Financial Technology

Financial Technology

January 12, 2012

Hungary challenges EU to clarify legal complaints

BUDAPEST, Hungary (AP) — Hungary's prime minister said Thursday his government was ready to negotiate objections to its new constitution with the European Union, but was waiting for "not political opinion, but arguments."

The EU this week said Hungary's fiscal policies were unsustainable and threatened legal action over a new constitution which is seen curtailing the independence of judges, the central bank and the data protection agency, among others.

Prime Minister Viktor Orban responded by dismissing the EU's complaints so far as political.

"We are ready to negotiate all the points, but what we need is not political opinion, but arguments," Orban told a group of foreign correspondents. "When the arguments on behalf of the European Union are convincing — that it's better to accept and follow that line — then there is no reason not to do that."

Orban said he felt markets were "more optimistic" about Hungary and that the fundamentals of the economy were "far stronger than many suggested."

Hungary is in preliminary talks for financial aid from the EU and the International Monetary Fund, which also voiced concerns about the country's policies. The national currency has slumped in value recently and investors have asked for much higher interest rates to lend the country money, suggesting they fear for its financial future.

Orban said Hungary needed the safety net provided by an IMF–EU deal to soothe markets, but insisted that the country would continue to finance itself from the sale of bonds to investors.

"I'm sure that after the agreement with the IMF we will be able to stay on the financial markets," Orban said, adding that with a combination of the two "the economy can go forward toward stronger economic growth."

Orban said most of the EU's objections about the budget deficit pertained to 2010 and 2011, making the European Commission's opinion "rather promising" for Hungary's future.

"They criticized only the past," Orban said. "It's a clear sign that we are close or we even have an agreement on the possible and wished performance of the Hungarian economy and the budget in 2012."

But European Commission President Jose Manuel Barroso, who earlier wrote two letters about his concerns to the prime minister, indicated the conflicts over the new legislation were far from resolved.

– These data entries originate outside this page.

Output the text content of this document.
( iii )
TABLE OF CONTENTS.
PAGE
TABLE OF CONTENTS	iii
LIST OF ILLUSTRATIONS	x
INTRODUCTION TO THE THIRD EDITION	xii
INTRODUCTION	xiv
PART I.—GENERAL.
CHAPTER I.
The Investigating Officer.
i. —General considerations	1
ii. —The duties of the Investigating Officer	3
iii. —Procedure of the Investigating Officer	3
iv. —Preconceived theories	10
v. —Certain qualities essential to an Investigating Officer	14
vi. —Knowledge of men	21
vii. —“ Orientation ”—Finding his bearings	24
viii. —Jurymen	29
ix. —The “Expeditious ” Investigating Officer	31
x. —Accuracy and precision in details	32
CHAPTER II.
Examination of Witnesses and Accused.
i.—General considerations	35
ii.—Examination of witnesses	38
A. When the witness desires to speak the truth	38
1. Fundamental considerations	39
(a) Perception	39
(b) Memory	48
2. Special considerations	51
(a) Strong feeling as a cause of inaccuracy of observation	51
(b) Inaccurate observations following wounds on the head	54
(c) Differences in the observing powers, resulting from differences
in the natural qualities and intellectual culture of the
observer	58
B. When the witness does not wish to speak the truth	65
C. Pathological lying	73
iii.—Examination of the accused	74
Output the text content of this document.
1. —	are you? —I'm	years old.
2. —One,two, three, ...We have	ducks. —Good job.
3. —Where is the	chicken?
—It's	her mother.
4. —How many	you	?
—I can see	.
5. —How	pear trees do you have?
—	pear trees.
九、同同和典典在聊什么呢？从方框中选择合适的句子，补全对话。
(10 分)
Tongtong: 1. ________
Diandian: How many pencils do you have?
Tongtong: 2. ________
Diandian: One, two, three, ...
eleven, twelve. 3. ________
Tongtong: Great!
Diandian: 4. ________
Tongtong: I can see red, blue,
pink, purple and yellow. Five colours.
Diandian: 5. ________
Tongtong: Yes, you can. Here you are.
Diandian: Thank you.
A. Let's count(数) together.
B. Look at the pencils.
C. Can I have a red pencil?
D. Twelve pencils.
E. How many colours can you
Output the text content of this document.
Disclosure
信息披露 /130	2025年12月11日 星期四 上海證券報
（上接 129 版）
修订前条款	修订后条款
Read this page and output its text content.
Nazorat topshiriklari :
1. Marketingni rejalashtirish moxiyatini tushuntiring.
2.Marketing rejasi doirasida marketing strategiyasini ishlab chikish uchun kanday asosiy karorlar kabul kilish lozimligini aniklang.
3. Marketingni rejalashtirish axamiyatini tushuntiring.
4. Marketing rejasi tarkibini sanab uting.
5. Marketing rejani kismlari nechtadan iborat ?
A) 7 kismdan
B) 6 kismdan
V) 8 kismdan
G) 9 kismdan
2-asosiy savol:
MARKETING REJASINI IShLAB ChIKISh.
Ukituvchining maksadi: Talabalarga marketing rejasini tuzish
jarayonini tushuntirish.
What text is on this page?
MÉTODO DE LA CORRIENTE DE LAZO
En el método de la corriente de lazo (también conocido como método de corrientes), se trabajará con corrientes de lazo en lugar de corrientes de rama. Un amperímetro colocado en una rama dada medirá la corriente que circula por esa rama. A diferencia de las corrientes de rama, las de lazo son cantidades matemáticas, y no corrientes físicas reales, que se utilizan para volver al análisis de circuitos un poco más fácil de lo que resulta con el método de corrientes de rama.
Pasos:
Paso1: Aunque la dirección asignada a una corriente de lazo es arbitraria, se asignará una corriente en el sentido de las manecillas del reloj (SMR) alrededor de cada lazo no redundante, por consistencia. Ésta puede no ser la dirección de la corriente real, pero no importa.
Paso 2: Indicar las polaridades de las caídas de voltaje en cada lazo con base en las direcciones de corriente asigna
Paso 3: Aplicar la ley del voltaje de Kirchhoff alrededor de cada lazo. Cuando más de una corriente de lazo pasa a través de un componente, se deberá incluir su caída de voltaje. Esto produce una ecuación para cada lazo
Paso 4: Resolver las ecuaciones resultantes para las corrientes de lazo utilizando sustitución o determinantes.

"We remain preoccupied that some of that legislation may be in violation of European laws and European principles," Barroso said Thursday in Copenhagen, Denmark. "So we will use all our powers to make sure that Hungary is in line with European principles and rules of the European Union. And I am confident that we will achieve that."

A deluge of new legislation approved at the end of 2011 by the two–thirds parliamentary majority, controlled by Orban's Fidesz party, included a new central bank law and others linked to the new constitution which went into effect Jan. 1.

While Hungary made around a dozen changes to the central bank law to more closely comply with the standards of the European Central Bank, some of the most disputed points, including new nomination procedures for top central bank officials, were passed without modification.

Legal changes would also allow the merger of the central bank and the financial regulator, effectively a demotion for National Bank of Hungary President Andras Simor. Fidesz tried to assuage EU concerns by saying that the merger was on hold at least until the end of Simor's term, in early 2013.

On Thursday, there was heavy demand at Hungary's bond auction and the debt management agency sold paper totaling 44 billion forints (euro143 million, $182 million), some 33 percent more than its initial target. The average yield on the 2022 maturity remained high, though, at 9.38 percent, not far from the 9.7 percent paid two weeks ago.

Hungary's currency, the forint, strengthened slightly to around 308 per euro Thursday afternoon, from 311 in the morning.


Jan M. Olsen in Copenhagen contributed to this report.